Luiz Carlos Bordoni
Toda vez que um escândalo bancário surge no Brasil, a reação é a mesma. Especialistas aparecem na televisão. Autoridades prometem rigor. Executivos falam em surpresa. Advogados falam em presunção de inocência. E o cidadão comum faz uma pergunta singela: como ninguém viu isso antes?
A Operação Miragem, da Polícia Federal, que investiga supostas fraudes envolvendo o Banco Digimais, recolocou essa velha dúvida sobre a mesa. Não é a primeira vez e, talvez, o mais preocupante seja justamente isso: a história parece se repetir.
O Brasil já viu o Banco Nacional esconder prejuízos em contas fictícias. Já viu o Bamerindus, considerado uma fortaleza financeira, ruir diante dos olhos do mercado. Já viu o Banco Santos desmoronar em meio a operações sofisticadas e problemas de liquidez. Já viu o PanAmericano apresentar um rombo bilionário. Já viu o Cruzeiro do Sul entrar em colapso. O Halles, o Marka, o Cindam, o Econômico.
Agora vê o Master. Agora vê o Digimais. Mudam os personagens, mudam as tecnologias, mudam os nomes dos produtos financeiros, mas a pergunta permanece: onde estavam os mecanismos de controle?
É evidente que o sistema financeiro brasileiro é hoje muito mais sólido do que era nos anos 90. O Banco Central possui equipes altamente qualificadas. As regras de capitalização são rigorosas. As auditorias são mais sofisticadas.
Existem o Fundo Garantidor de Créditos, o monitoramento eletrônico, a inteligência artificial e a supervisão permanente. Mas existe também um fato impossível de ignorar: os problemas continuam aparecendo.

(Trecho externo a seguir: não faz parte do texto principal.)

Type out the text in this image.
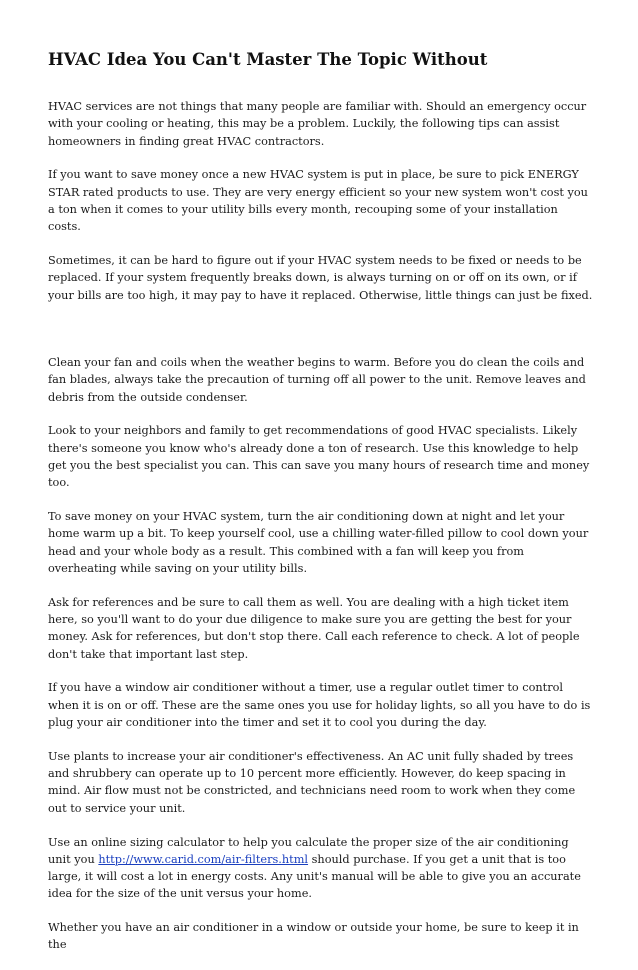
HVAC Idea You Can't Master The Topic Without

HVAC services are not things that many people are familiar with. Should an emergency occur with your cooling or heating, this may be a problem. Luckily, the following tips can assist homeowners in finding great HVAC contractors.

If you want to save money once a new HVAC system is put in place, be sure to pick ENERGY STAR rated products to use. They are very energy efficient so your new system won't cost you a ton when it comes to your utility bills every month, recouping some of your installation costs.

Sometimes, it can be hard to figure out if your HVAC system needs to be fixed or needs to be replaced. If your system frequently breaks down, is always turning on or off on its own, or if your bills are too high, it may pay to have it replaced. Otherwise, little things can just be fixed.

Clean your fan and coils when the weather begins to warm. Before you do clean the coils and fan blades, always take the precaution of turning off all power to the unit. Remove leaves and debris from the outside condenser.

Look to your neighbors and family to get recommendations of good HVAC specialists. Likely there's someone you know who's already done a ton of research. Use this knowledge to help get you the best specialist you can. This can save you many hours of research time and money too.

To save money on your HVAC system, turn the air conditioning down at night and let your home warm up a bit. To keep yourself cool, use a chilling water-filled pillow to cool down your head and your whole body as a result. This combined with a fan will keep you from overheating while saving on your utility bills.

Ask for references and be sure to call them as well. You are dealing with a high ticket item here, so you'll want to do your due diligence to make sure you are getting the best for your money. Ask for references, but don't stop there. Call each reference to check. A lot of people don't take that important last step.

If you have a window air conditioner without a timer, use a regular outlet timer to control when it is on or off. These are the same ones you use for holiday lights, so all you have to do is plug your air conditioner into the timer and set it to cool you during the day.

Use plants to increase your air conditioner's effectiveness. An AC unit fully shaded by trees and shrubbery can operate up to 10 percent more efficiently. However, do keep spacing in mind. Air flow must not be constricted, and technicians need room to work when they come out to service your unit.

Use an online sizing calculator to help you calculate the proper size of the air conditioning unit you http://www.carid.com/air-filters.html should purchase. If you get a unit that is too large, it will cost a lot in energy costs. Any unit's manual will be able to give you an accurate idea for the size of the unit versus your home.

Whether you have an air conditioner in a window or outside your home, be sure to keep it in the
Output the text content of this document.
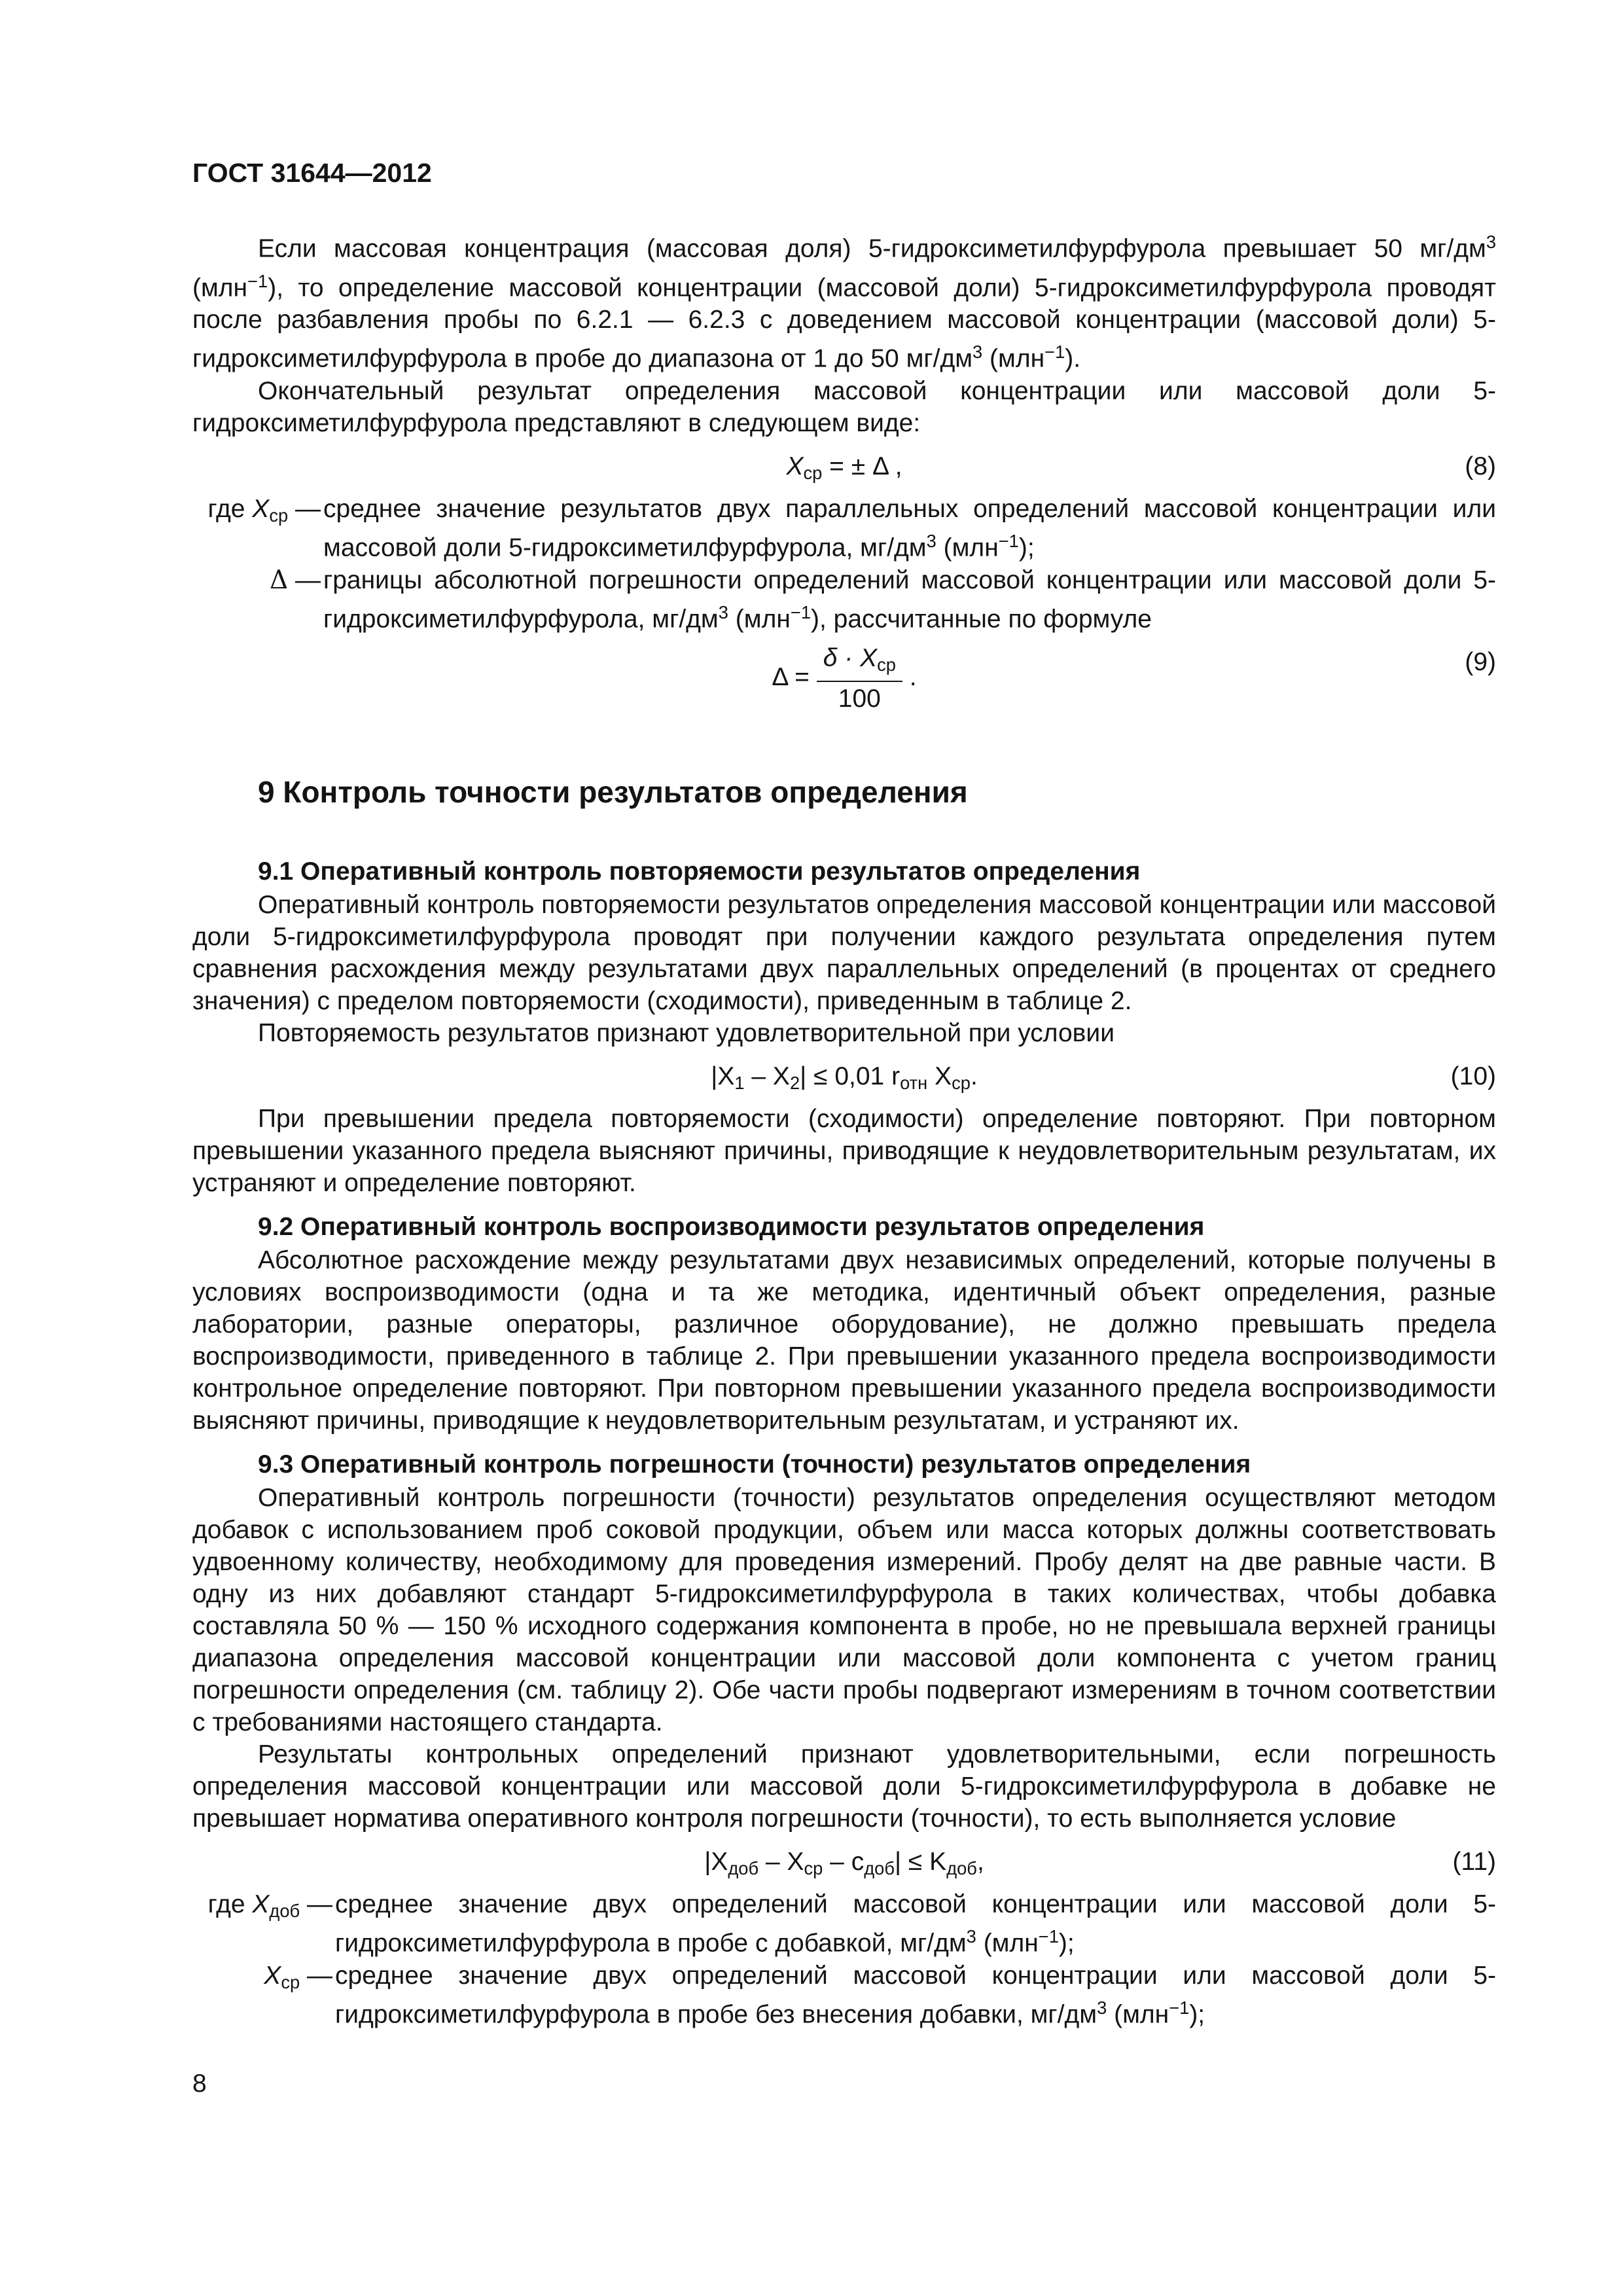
ГОСТ 31644—2012

Если массовая концентрация (массовая доля) 5-гидроксиметилфурфурола превышает 50 $мг/дм^3$ (млн$^{-1}$), то определение массовой концентрации (массовой доли) 5-гидроксиметилфурфурола проводят после разбавления пробы по 6.2.1 — 6.2.3 с доведением массовой концентрации (массовой доли) 5-гидроксиметилфурфурола в пробе до диапазона от 1 до 50 $мг/дм^3$ (млн$^{-1}$).

Окончательный результат определения массовой концентрации или массовой доли 5-гидроксиметилфурфурола представляют в следующем виде:

$X_{ср}$ = ± Δ ,	(8)
где $X_{ср}$ — среднее значение результатов двух параллельных определений массовой концентрации или массовой доли 5-гидроксиметилфурфурола, $мг/дм^3$ (млн$^{-1}$);
Δ — границы абсолютной погрешности определений массовой концентрации или массовой доли 5-гидроксиметилфурфурола, $мг/дм^3$ (млн$^{-1}$), рассчитанные по формуле
Δ =
$\delta \cdot X_{ср}$
100
.
(9)
9 Контроль точности результатов определения
9.1 Оперативный контроль повторяемости результатов определения

Оперативный контроль повторяемости результатов определения массовой концентрации или массовой доли 5-гидроксиметилфурфурола проводят при получении каждого результата определения путем сравнения расхождения между результатами двух параллельных определений (в процентах от среднего значения) с пределом повторяемости (сходимости), приведенным в таблице 2.

Повторяемость результатов признают удовлетворительной при условии

$|X_1 - X_2| \le 0,01$ $r_{отн}$ $X_{ср}$.	(10)

При превышении предела повторяемости (сходимости) определение повторяют. При повторном превышении указанного предела выясняют причины, приводящие к неудовлетворительным результатам, их устраняют и определение повторяют.

9.2 Оперативный контроль воспроизводимости результатов определения

Абсолютное расхождение между результатами двух независимых определений, которые получены в условиях воспроизводимости (одна и та же методика, идентичный объект определения, разные лаборатории, разные операторы, различное оборудование), не должно превышать предела воспроизводимости, приведенного в таблице 2. При превышении указанного предела воспроизводимости контрольное определение повторяют. При повторном превышении указанного предела воспроизводимости выясняют причины, приводящие к неудовлетворительным результатам, и устраняют их.

9.3 Оперативный контроль погрешности (точности) результатов определения

Оперативный контроль погрешности (точности) результатов определения осуществляют методом добавок с использованием проб соковой продукции, объем или масса которых должны соответствовать удвоенному количеству, необходимому для проведения измерений. Пробу делят на две равные части. В одну из них добавляют стандарт 5-гидроксиметилфурфурола в таких количествах, чтобы добавка составляла 50 % — 150 % исходного содержания компонента в пробе, но не превышала верхней границы диапазона определения массовой концентрации или массовой доли компонента с учетом границ погрешности определения (см. таблицу 2). Обе части пробы подвергают измерениям в точном соответствии с требованиями настоящего стандарта.

Результаты контрольных определений признают удовлетворительными, если погрешность определения массовой концентрации или массовой доли 5-гидроксиметилфурфурола в добавке не превышает норматива оперативного контроля погрешности (точности), то есть выполняется условие

$|X_{доб} - X_{ср} - c_{доб}| \le K_{доб}$,	(11)
где $X_{доб}$ — среднее значение двух определений массовой концентрации или массовой доли 5-гидроксиметилфурфурола в пробе с добавкой, $мг/дм^3$ (млн$^{-1}$);
$X_{ср}$ — среднее значение двух определений массовой концентрации или массовой доли 5-гидроксиметилфурфурола в пробе без внесения добавки, $мг/дм^3$ (млн$^{-1}$);
8
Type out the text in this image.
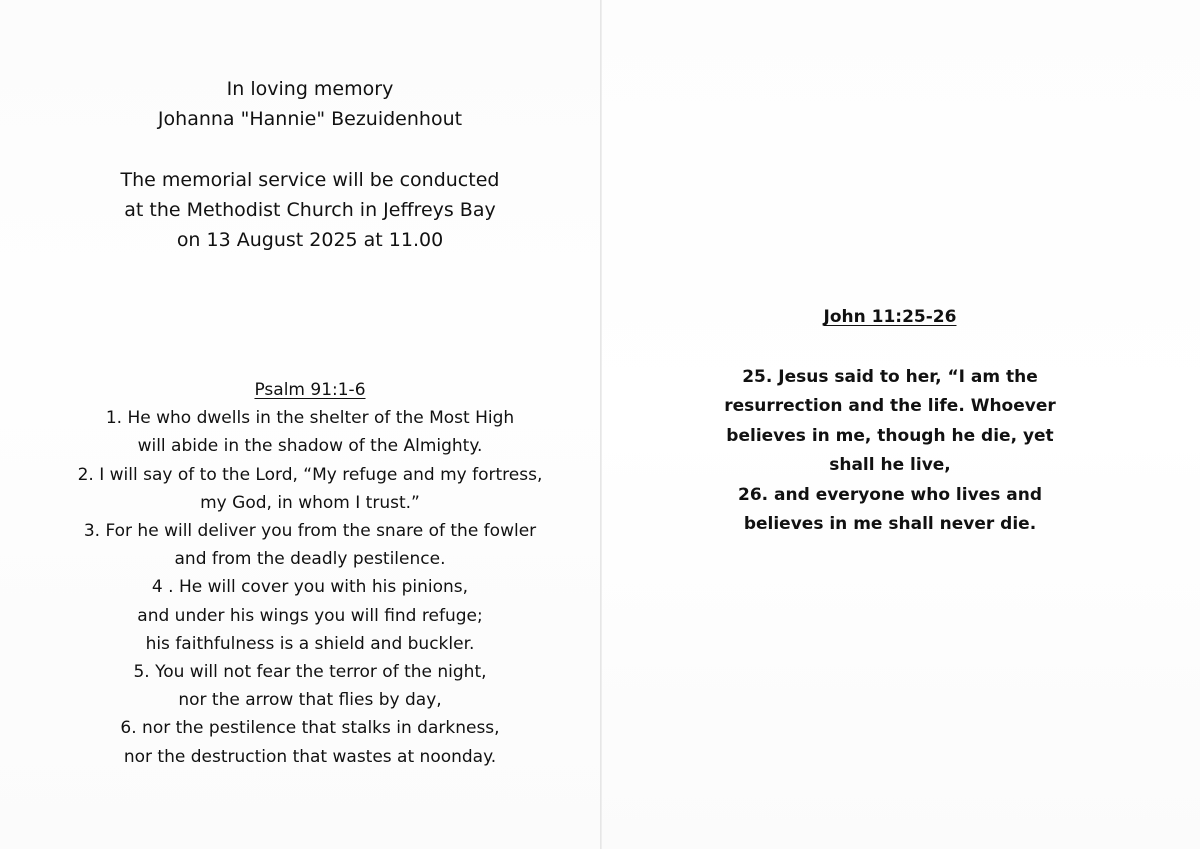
In loving memory
Johanna "Hannie" Bezuidenhout
The memorial service will be conducted
at the Methodist Church in Jeffreys Bay
on 13 August 2025 at 11.00
Psalm 91:1-6
1. He who dwells in the shelter of the Most High
will abide in the shadow of the Almighty.
2. I will say of to the Lord, “My refuge and my fortress,
my God, in whom I trust.”
3. For he will deliver you from the snare of the fowler
and from the deadly pestilence.
4 . He will cover you with his pinions,
and under his wings you will find refuge;
his faithfulness is a shield and buckler.
5. You will not fear the terror of the night,
nor the arrow that flies by day,
6. nor the pestilence that stalks in darkness,
nor the destruction that wastes at noonday.
John 11:25-26
25. Jesus said to her, “I am the
resurrection and the life. Whoever
believes in me, though he die, yet
shall he live,
26. and everyone who lives and
believes in me shall never die.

O detalhe é que quase sempre aparecem tarde, quando os relatórios já foram publicados, os balanços já foram aprovados. Quando os investidores já aplicaram recursos. Quando os riscos já se espalharam pelo mercado.
A questão talvez não seja falta de fiscalização. Talvez seja velocidade. A inovação financeira passou a correr mais rápido que os órgãos de controle.
Nos anos 90, o problema era esconder empréstimos ruins. Hoje, existem FIDCs, securitização, ativos judiciais, derivativos, precatórios, créditos estruturados e uma infinidade de operações cuja compreensão exige especialistas altamente qualificados.
O banco deixou de ser apenas um banco. Transformou-se numa engenharia financeira complexa e, quanto mais complexa a estrutura, mais difícil identificar o defeito.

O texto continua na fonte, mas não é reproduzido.